Their cleverly worded contracts kept them on-planet for periods
averaging six E-years. The teams were
supposedly a cross section of Earthside society, but after peeling away the
outer layer, what remained was a seedy lot of malcontents, rebels, and misfits
working for a few Asian contractors and mining companies operating under the
EAC (Earth Allied Council) umbrella. The
people they hired were those who had not much to lose except their miserable
lives and a great deal to gain—if they survived. All of this followed on the metal heels of an
energetic program of robotic shelter construction and provisioning that
preceded them by sixty years, almost to the day, supplanting the old Temp
Colonies that had been landed on-planet when world leaders were a tiny bit more
imbued with ideals and had more than a few scruples.
The EAC, a stressed East/West co-op, managed to entice
a large number of their trapped temporary residents to take more dangerous deep
canyon and polar assignments by offering large bonuses and shorter on-planet
commitments. This part of the program
made it possible for the governments of the Eastern and Western Blocs to reduce
the cost of the overall project. Fewer
survivors meant less pay to hand out at the end of contract terms.
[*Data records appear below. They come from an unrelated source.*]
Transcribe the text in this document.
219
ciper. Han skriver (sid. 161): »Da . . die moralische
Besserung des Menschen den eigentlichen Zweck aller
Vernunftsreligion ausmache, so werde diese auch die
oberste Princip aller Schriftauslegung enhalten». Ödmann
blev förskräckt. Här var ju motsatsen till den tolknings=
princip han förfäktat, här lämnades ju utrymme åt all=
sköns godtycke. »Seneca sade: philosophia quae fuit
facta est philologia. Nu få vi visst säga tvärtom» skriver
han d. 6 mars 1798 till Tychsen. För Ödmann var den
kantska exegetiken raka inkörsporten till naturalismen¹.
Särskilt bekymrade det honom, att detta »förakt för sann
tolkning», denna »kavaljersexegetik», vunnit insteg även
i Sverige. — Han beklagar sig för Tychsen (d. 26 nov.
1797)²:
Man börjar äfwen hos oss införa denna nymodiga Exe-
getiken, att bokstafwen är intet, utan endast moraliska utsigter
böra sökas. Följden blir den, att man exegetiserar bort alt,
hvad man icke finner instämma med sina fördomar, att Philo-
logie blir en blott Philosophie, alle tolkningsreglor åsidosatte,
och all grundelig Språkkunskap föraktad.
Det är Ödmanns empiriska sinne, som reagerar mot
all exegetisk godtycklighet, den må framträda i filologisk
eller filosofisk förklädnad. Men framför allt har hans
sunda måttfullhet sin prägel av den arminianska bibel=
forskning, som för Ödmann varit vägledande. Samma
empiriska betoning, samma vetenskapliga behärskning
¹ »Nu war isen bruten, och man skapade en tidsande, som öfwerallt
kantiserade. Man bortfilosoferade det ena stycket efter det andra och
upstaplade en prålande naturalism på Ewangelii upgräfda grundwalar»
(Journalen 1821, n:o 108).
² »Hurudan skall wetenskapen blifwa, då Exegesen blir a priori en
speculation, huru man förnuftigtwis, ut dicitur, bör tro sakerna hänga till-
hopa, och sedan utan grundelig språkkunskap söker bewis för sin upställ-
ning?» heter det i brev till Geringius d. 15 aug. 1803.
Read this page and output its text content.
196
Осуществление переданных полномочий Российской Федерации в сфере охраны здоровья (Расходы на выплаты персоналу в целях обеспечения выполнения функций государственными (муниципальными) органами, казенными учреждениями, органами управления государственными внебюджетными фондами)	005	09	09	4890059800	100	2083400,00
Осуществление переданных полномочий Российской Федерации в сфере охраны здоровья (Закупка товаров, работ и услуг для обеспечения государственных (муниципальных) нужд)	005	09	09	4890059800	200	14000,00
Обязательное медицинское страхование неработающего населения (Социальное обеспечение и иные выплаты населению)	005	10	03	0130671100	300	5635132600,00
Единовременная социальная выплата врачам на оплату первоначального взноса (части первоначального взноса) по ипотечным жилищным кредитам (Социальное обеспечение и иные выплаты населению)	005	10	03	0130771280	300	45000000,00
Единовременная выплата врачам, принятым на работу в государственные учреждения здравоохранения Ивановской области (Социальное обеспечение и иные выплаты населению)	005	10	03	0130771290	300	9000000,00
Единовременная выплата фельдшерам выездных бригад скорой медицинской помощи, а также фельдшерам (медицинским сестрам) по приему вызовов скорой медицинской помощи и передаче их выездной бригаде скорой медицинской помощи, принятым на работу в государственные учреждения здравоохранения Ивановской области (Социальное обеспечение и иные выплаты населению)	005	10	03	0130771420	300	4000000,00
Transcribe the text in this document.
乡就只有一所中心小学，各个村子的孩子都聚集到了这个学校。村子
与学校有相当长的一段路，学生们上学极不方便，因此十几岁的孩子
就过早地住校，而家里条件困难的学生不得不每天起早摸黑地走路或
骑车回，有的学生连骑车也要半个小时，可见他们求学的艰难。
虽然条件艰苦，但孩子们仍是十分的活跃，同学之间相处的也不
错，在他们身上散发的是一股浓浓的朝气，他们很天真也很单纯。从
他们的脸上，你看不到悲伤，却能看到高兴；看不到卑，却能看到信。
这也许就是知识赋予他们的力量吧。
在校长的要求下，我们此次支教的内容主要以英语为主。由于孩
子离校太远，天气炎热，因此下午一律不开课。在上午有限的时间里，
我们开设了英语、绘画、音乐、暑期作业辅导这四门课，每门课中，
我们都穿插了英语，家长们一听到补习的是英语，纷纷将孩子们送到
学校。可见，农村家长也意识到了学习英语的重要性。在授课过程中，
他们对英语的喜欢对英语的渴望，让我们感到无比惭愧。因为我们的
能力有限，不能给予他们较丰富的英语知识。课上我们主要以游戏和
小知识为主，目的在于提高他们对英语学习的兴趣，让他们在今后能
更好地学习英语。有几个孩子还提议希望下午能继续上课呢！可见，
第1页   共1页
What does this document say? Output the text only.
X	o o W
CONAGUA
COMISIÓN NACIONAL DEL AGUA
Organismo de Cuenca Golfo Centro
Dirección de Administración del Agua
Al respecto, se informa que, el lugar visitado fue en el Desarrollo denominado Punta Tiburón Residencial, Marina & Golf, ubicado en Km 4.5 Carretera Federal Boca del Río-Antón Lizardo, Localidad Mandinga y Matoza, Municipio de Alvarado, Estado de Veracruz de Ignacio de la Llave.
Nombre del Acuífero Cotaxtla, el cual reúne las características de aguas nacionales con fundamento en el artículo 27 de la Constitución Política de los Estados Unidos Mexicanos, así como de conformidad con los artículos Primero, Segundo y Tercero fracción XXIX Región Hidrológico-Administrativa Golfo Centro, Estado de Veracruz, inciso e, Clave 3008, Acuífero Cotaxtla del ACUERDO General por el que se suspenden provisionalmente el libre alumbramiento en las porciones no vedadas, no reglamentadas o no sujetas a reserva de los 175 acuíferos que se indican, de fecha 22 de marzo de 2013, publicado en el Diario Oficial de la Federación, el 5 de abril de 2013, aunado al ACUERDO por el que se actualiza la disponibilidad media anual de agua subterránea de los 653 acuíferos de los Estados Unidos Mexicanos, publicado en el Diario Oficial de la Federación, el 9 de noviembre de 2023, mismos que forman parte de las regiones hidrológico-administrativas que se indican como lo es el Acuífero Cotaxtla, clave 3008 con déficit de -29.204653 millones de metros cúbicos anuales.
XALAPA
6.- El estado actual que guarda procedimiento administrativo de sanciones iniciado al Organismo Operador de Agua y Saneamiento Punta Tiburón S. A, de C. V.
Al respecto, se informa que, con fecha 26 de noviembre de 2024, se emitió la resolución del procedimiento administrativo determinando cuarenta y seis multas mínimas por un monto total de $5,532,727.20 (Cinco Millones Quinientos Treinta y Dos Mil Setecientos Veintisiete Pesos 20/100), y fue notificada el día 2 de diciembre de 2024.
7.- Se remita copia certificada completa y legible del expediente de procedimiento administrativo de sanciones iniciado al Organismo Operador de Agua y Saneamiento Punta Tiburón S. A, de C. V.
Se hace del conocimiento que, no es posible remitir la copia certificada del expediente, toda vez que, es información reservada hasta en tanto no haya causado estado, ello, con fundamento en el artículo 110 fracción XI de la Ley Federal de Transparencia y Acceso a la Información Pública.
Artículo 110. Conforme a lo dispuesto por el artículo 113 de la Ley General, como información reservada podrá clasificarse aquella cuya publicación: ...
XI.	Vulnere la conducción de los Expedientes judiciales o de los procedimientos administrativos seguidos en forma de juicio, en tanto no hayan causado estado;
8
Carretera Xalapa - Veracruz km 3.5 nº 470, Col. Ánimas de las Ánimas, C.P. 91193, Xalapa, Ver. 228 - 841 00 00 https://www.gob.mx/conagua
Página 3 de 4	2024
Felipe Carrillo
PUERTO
Those who managed to live through the
experience—not many made it to the end of their commitment—went home after no
more than four E-years on planet, depending on favorable windows, with enough
credit to buy nice homes and plenty left in their pocket to invest in enviable
and substantial retirement packages in what few low density locales remained.
So it went, cycle after cycle, crews of eighty or so
replacing returning groups of twenty to thirty.
Amazingly, no one, during the entire process, ever counted on their
fingers and noticed the discrepancy between the number of people arriving
compared to those on their way out, or they mistakenly assumed that several out
of each group opted to remain on-planet.
There were some who did, but they were rare. Each new crew dug ever larger holes in the
escarpments and crisscrossing the labyrinth of lava tubes of Olympus Mons. Deeper and deeper they went, until the
architects and scientists who directed the program—and all cleverly remained
Earthside—declared the tunnel system ready to provide for a maintainable atmosphere. The on-planet workers sealed the ends of the
tunnel entries with massive double walls into which they built small and huge
outlocks to allow for the movement of large, heavy equipment, the proposed
railway and the passage of people into and out of the complex. The rails to the west and along the north and
south sides of Mariner’s Canyon reached completion shortly before the final
walls went into place.
These gargantuan tunnels and chambers amounted to
nothing more than the embryonic beginning; barely livable spaces for those who
made up the manifest of the first of the coming horde the MC (Mars Colony)
specialists on Earth predicted with great confidence.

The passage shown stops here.